Obrona ostatniego bastionu trzycyfrowych zysków

„Wielkie banki mają obecnie w swoich modelach biznesowych tak mało możliwości osiągnięcia zysku, że muszą bronić ostatniego bastionu umożliwiającego dwucyfrowe, a nawet trzycyfrowe stopy zwrotu” – mówi Christopher Whalen, analityk firmy Institutional Risk Analytics.

Polem bitwy będą korytarze a orężem - lobbing

Polem bitwy o tzw. rynek derywatów OTC (over-the-counter), który przynosi amerykańskim bankom ogromne zyski, będą – jak zwykle w takich przypadkach – korytarze budynków państwowych w Waszyngtonie. A orężem: profesjonalny lobbying.

Reklama

Zapowiada się walka na wielu frontach

Choć do tej pory gigantom amerykańskiego świata finansów udawało się uchronić rynek derywatów przed państwową regulacją, to tym razem może być inaczej. Nacisk opinii publicznej na kongresmenów, aby zrobić coś z instrumentami pochodnymi, które przyczyniły się do jednego z największych kryzysów finansowych w dziejach, jest ogromny.

„Nastroje społeczne nie są po ich stronie. W niektórych miejscach nie będą mieli nikogo, kto by chciał ich słuchać” – twierdzi Richard Lindsey, były dyrektor ds. regulacji w amerykańskim urzędzie nadzoru finansowego SEC.

Cel Obamy - jawność, jawność i jeszcze raz jawność

Zaproponowane przez administrację Baracka Obamy regulacje dotyczące pozagiełdowego rynku instrumentów pochodnych zakładają znaczne zwiększenie nad nim państwowej kontroli oraz większą przejrzystość w kwestii zawieranych na nim transakcji.

W chwili obecnej cały ten sektor nie podlega żadnej kontroli – w szczególności firmy finansowe nie są zobowiązane ani do ujawniania liczby zawieranych kontraktów, ani ich wartości.

Zgodnie z regulacjami administracji Obamy wymienione wyżej informacje miałyby zostać upublicznione. Dodatkowo każdy zawierany przez instytucję finansową kontrakt, kwalifikujący się jako instrument pochodny, byłby badany przez wyspecjalizowaną firmę clearingową, która oceniałaby ryzyko z nim związane i sprawdzała, czy jest odpowiednio zabezpieczony.

Obama skończy z derywatową żyłą złota?

Amerykańskie banki czerpią z działalności na rynku instrumentów pochodnych OTC ogromne zyski. Handel niewystandaryzowanymi, negocjowanymi indywidualnie kontraktami umożliwiającymi inwestorom zarabianie na wahaniach wysokości stóp procentowych, cen obligacji, kursów walut, cen surowców i oczywiście akcji przynosi im co roku miliardy dolarów.

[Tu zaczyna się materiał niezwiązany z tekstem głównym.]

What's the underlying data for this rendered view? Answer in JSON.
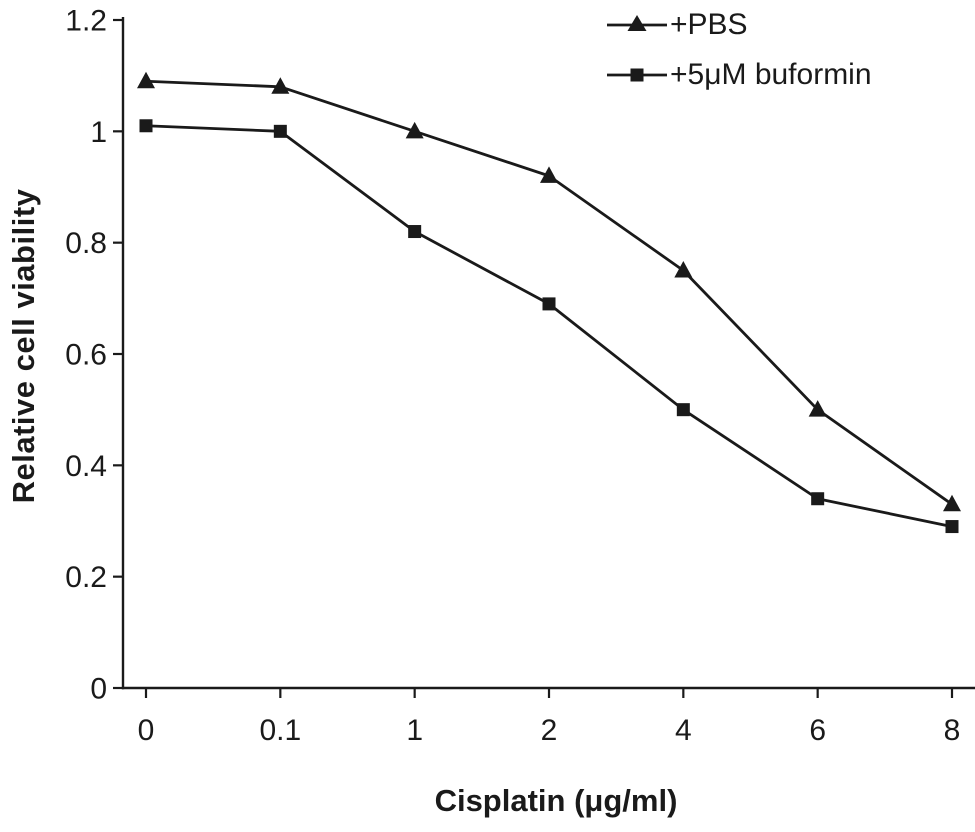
{
  "chart_data": {
    "type": "line",
    "categories": [
      "0",
      "0.1",
      "1",
      "2",
      "4",
      "6",
      "8"
    ],
    "series": [
      {
        "name": "+PBS",
        "marker": "triangle",
        "values": [
          1.09,
          1.08,
          1.0,
          0.92,
          0.75,
          0.5,
          0.33
        ]
      },
      {
        "name": "+5μM buformin",
        "marker": "square",
        "values": [
          1.01,
          1.0,
          0.82,
          0.69,
          0.5,
          0.34,
          0.29
        ]
      }
    ],
    "title": "",
    "xlabel": "Cisplatin (μg/ml)",
    "ylabel": "Relative cell viability",
    "ylim": [
      0,
      1.2
    ],
    "yticks": [
      0,
      0.2,
      0.4,
      0.6,
      0.8,
      1,
      1.2
    ],
    "ytick_labels": [
      "0",
      "0.2",
      "0.4",
      "0.6",
      "0.8",
      "1",
      "1.2"
    ],
    "grid": false,
    "legend_position": "top-right",
    "line_color": "#1a1a1a",
    "background_color": "#ffffff"
  }
}
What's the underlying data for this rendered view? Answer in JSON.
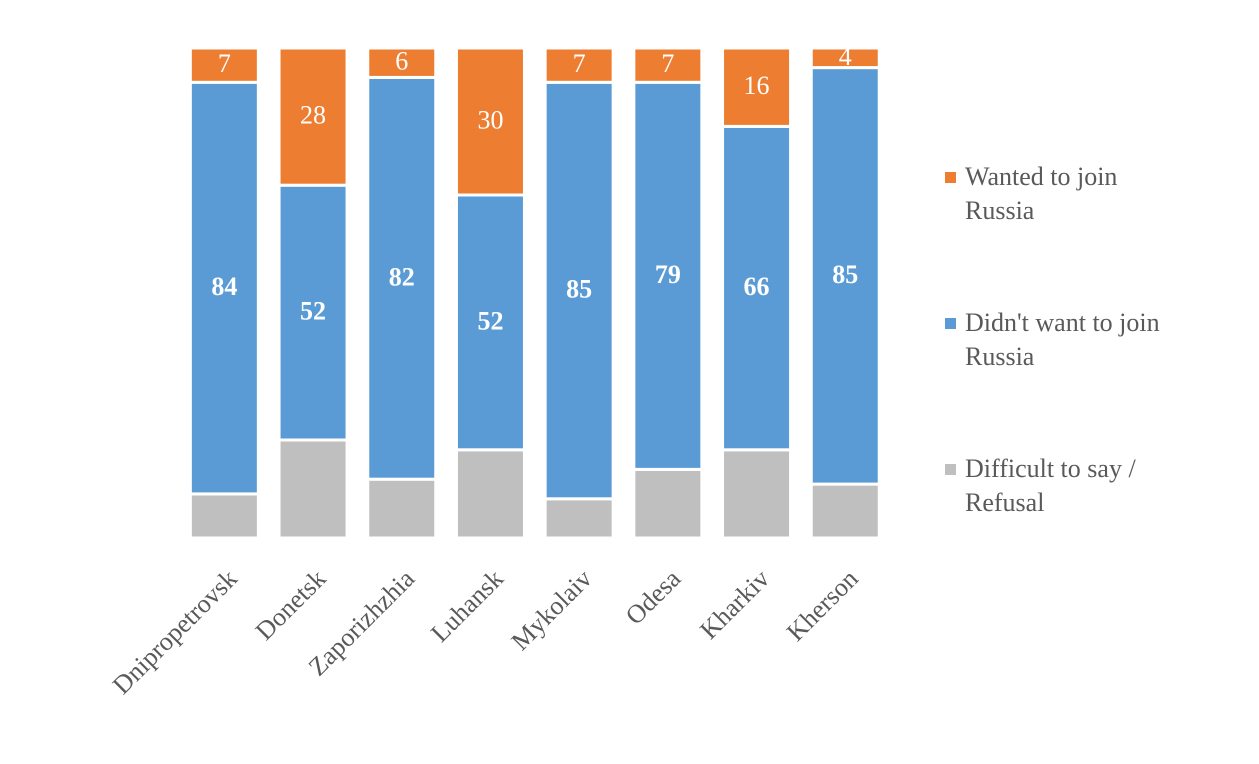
{
  "chart_data": {
    "type": "stacked-bar",
    "categories": [
      "Dnipropetrovsk",
      "Donetsk",
      "Zaporizhzhia",
      "Luhansk",
      "Mykolaiv",
      "Odesa",
      "Kharkiv",
      "Kherson"
    ],
    "ylim": [
      0,
      100
    ],
    "series": [
      {
        "name": "Difficult to say / Refusal",
        "color": "#bfbfbf",
        "values": [
          9,
          20,
          12,
          18,
          8,
          14,
          18,
          11
        ]
      },
      {
        "name": "Didn't want to join Russia",
        "color": "#5b9bd5",
        "values": [
          84,
          52,
          82,
          52,
          85,
          79,
          66,
          85
        ]
      },
      {
        "name": "Wanted to join Russia",
        "color": "#ed7d31",
        "values": [
          7,
          28,
          6,
          30,
          7,
          7,
          16,
          4
        ]
      }
    ]
  }
}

..wartą 592 biliony dolarów

Według danych zebranych przez amerykańską Rezerwę Federalną i ujawnionych przez agencję Bloomberg, w pierwszej połowie tego roku pięciu największych graczy na rynku derywatów – JPMorgan, Goldman Sachs, Bank of America, Morgan Stanley i Citigroup – zarobiło na tego typu instrumentach na czysto aż 35 miliardów dolarów.

Zgodnie z danymi Banku Rozrachunków Międzynarodowych cały rynek instrumentów pochodnych na świecie był na koniec ubiegłego roku wart 592 biliony dolarów. Prawie połowa z tej oszałamiającej kwoty przypada na 5 wymienionych wyżej banków. Z tego ponad 90 procent to właśnie opisane wyżej niewystandaryzowane derywaty OTC.